By the President of the United States of America
A Proclamation
In 1968, for the first time in our history, Americans will drive their cars and trucks more than one trillion miles in a single year.
Our highways give the American people a personal mobility unequaled in history. They permit more of our youth to get an education; they give workers greater opportunity for jobs; they are essential in providing goods and services; and they broaden opportunities for recreation.
While highways serve our economic and private needs, their planning and construction involve major social responsibilities. If highways are to benefit all the people, they must serve and enhance our total environment. This presents a challenge and an opportunity to officials at every level of government to see that highway development makes a positive contribution toward meeting both the transportation and the environmental needs of our people. In particular, we must assure fair treatment of those necessarily displaced by highway construction.

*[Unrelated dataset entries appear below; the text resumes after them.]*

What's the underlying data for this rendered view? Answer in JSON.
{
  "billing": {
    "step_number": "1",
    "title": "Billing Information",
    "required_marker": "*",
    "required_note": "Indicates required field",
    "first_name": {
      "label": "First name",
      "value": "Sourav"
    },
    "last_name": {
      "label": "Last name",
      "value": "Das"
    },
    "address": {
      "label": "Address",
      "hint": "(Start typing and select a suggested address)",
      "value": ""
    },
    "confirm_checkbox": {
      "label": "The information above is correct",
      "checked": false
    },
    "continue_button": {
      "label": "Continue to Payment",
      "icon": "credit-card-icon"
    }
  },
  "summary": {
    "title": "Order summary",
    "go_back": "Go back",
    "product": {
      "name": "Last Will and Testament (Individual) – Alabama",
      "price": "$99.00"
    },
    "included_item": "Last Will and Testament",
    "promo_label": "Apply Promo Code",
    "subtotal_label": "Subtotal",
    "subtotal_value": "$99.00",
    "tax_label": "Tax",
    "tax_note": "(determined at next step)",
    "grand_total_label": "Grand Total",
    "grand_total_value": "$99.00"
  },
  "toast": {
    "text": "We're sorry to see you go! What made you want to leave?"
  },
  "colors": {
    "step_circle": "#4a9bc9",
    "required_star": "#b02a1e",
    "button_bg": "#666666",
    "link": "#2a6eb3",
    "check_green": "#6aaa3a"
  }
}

The Federal Government is concerned both with improving the quality of highway transportation and with achieving the social good that is implicit in the highway program.
We are striving to reduce the awful toll in death and injury an our highways by applying scientifically sound countermeasures.
We are working to improve the efficiency of the urban roads and streets we already have, as an alternative to expensive new construction.
We are focusing more attention on the overall interaction between highways and their environment, including the beauty of the roadsides.
In all these endeavors, we are working in partnership with State and local governments in the finest tradition of democratic government. The achievements of this partnership should be recognized by every American who benefits from them.
Now, Therefore, I, Lyndon B. Johnson, President of the United States of America, do hereby proclaim the week beginning September 22, 1968, as National Highway Week, and I urge Federal, State, and local officials, as well as highway industry and other organizations, to hold appropriate ceremonies during that week in recognition of what highway transportation means to our Nation.
In Witness Whereof, I have hereunto set my hand this eleventh day of September, in the year of our Lord nineteen hundred and sixty-eight, and of the Independence of the United States of America the one hundred and ninety-third.